Like many New Zealanders who set off on their ‘Big O.E’ in their early 20s, The World of WearableArt™ is heading overseas – and, it’s not coming home for at least five years. Hand-in-hand with the Wellington-based exhibition production company, ‘Workshop e,’ WOW® is taking thirty-two of its most stunning garments on a travelling exhibition.
But before Passports are required, the exhibition is heading to Auckland for a four-month stint in an elegant gallery space within the Auckland War Memorial Museum; opening on November 21.
The entire production will then be carefully re-packed into two, 40-foot-long shipping containers for a Tasman crossing to Australia and Townsville’s ‘Perc Tucker Regional Gallery’.
Exhibition-goers are in for a lot more than seeing the stunning, award-winning garments up-close. At each museum and art gallery venue on its itinerary, visitors can take their place at a designer’s ‘work bench,’ where they can set to work designing their own wearable art garment. They can then dress a little cardboard model and pin their creation to a large display board or take their paper garment home with them.
The more technically-minded can play at being a lighting technician, with a mini lighting consol, which controls the lighting effects on a model-sized performance stage.
The exhibition’s installation experts behind ‘Workshop e’ are business partners and husband and wife team, Jeff Brown and Alizon James, and their nine-member team that includes an industrial designer, a model maker, a metal worker, a mount designer and various technicians.
Once set up in each venue, the WOW® Exhibition will cover around 800 square metres, says Alizon – better known as Az.
“We’ve made sure it has been built in such a way that it looks absolutely beautiful, every time it opens in a new venue,” she says. “Every single time it’s unpacked and set up over the coming years, it will be re-finished and re-touched, so it’s absolutely perfect.”
In creating the ‘furniture’ or set for the exhibition, the designers at ‘Workshop e’ focused on ensuring the WOW® garments would be the heroes of the show, she said.

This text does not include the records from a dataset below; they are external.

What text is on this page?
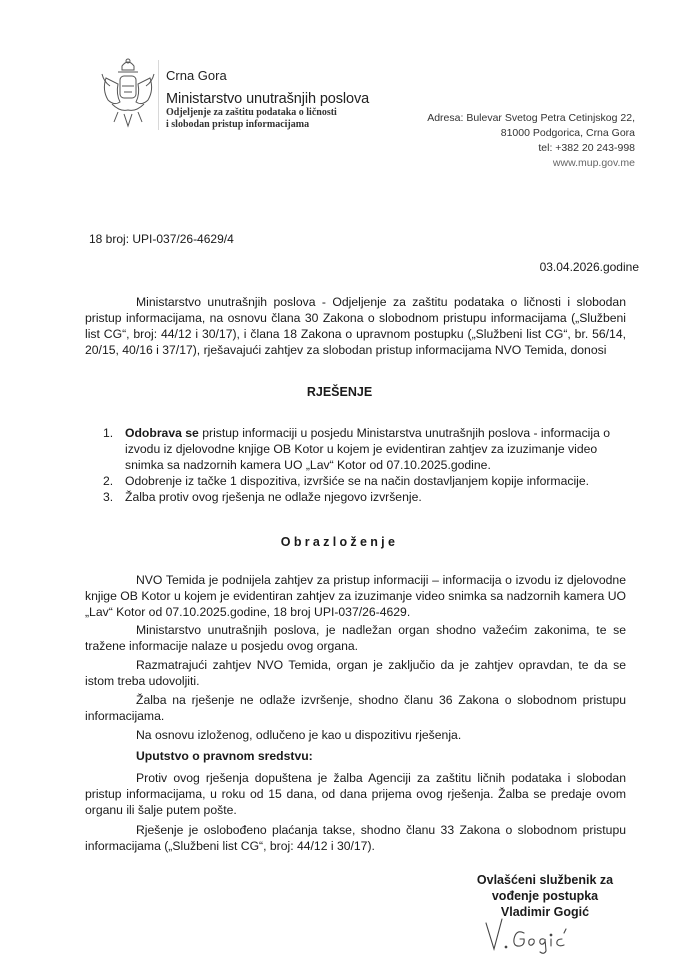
Crna Gora
Ministarstvo unutrašnjih poslova
Odjeljenje za zaštitu podataka o ličnosti
i slobodan pristup informacijama
Adresa: Bulevar Svetog Petra Cetinjskog 22,
81000 Podgorica, Crna Gora
tel: +382 20 243-998
www.mup.gov.me
18 broj: UPI-037/26-4629/4
03.04.2026.godine
Ministarstvo unutrašnjih poslova - Odjeljenje za zaštitu podataka o ličnosti i slobodan pristup informacijama, na osnovu člana 30 Zakona o slobodnom pristupu informacijama („Službeni list CG“, broj: 44/12 i 30/17), i člana 18 Zakona o upravnom postupku („Službeni list CG“, br. 56/14, 20/15, 40/16 i 37/17), rješavajući zahtjev za slobodan pristup informacijama NVO Temida, donosi
RJEŠENJE
1. Odobrava se pristup informaciji u posjedu Ministarstva unutrašnjih poslova - informacija o izvodu iz djelovodne knjige OB Kotor u kojem je evidentiran zahtjev za izuzimanje video snimka sa nadzornih kamera UO „Lav“ Kotor od 07.10.2025.godine.
2. Odobrenje iz tačke 1 dispozitiva, izvršiće se na način dostavljanjem kopije informacije.
3. Žalba protiv ovog rješenja ne odlaže njegovo izvršenje.
Obrazloženje
NVO Temida je podnijela zahtjev za pristup informaciji – informacija o izvodu iz djelovodne knjige OB Kotor u kojem je evidentiran zahtjev za izuzimanje video snimka sa nadzornih kamera UO „Lav“ Kotor od 07.10.2025.godine, 18 broj UPI-037/26-4629.
Ministarstvo unutrašnjih poslova, je nadležan organ shodno važećim zakonima, te se tražene informacije nalaze u posjedu ovog organa.
Razmatrajući zahtjev NVO Temida, organ je zaključio da je zahtjev opravdan, te da se istom treba udovoljiti.
Žalba na rješenje ne odlaže izvršenje, shodno članu 36 Zakona o slobodnom pristupu informacijama.
Na osnovu izloženog, odlučeno je kao u dispozitivu rješenja.
Uputstvo o pravnom sredstvu:
Protiv ovog rješenja dopuštena je žalba Agenciji za zaštitu ličnih podataka i slobodan pristup informacijama, u roku od 15 dana, od dana prijema ovog rješenja. Žalba se predaje ovom organu ili šalje putem pošte.
Rješenje je oslobođeno plaćanja takse, shodno članu 33 Zakona o slobodnom pristupu informacijama („Službeni list CG“, broj: 44/12 i 30/17).
Ovlašćeni službenik za
vođenje postupka
Vladimir Gogić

The entire display will be clean, uncomplicated and free of clutter, allowing the WOW® garments to provide the ‘visual pop’ for the viewer.
“There won’t be a lot of graphics filled with text, as we often see in traditional exhibitions,” says Az. “The runway of faceted platforms on which the garments will be displayed will be white, and the exhibition palette is essentially black, white and grey, so the only colour will be from the garments themselves.”
Each and every mannequin had been remodelled by ‘Workshop e’ model maker, Tony Drawbridge, so they no longer stand to attention, arms by their sides.
“Tony has positioned their limbs in ways that are more appropriate for the garments and the stories behind the garments. They’ve got a bit more personality,” says Az.
The Bizarre Bra garments will be magically displayed as though they are floating – no mannequins, no straps over shoulders – not a single fibreglass cleavage in sight; again, the aim being to bring total focus to the garment and its details.
When WOW® management first approached ‘Workshop e’ to discuss its plans for an international touring exhibition, Az says there was no need to “go away and mull it over.”
She and Jeff are both Nelsonians (where WOW® was founded).
“This was really special to me, because I remember going to see the very first garments that designers created for the first WOW® Show, back in 1987. They were on display after the show, in the old cob cottage where Suzie Moncrieff was trying to raise funds for the art gallery.
“I’ve watched WOW® grow from year to year and become an international design competition. I just love that it’s now going international with its own travels; that it’s being taken to the world.”
The tour aims to showcase the international design competition that is WOW® to prospective designers and audiences.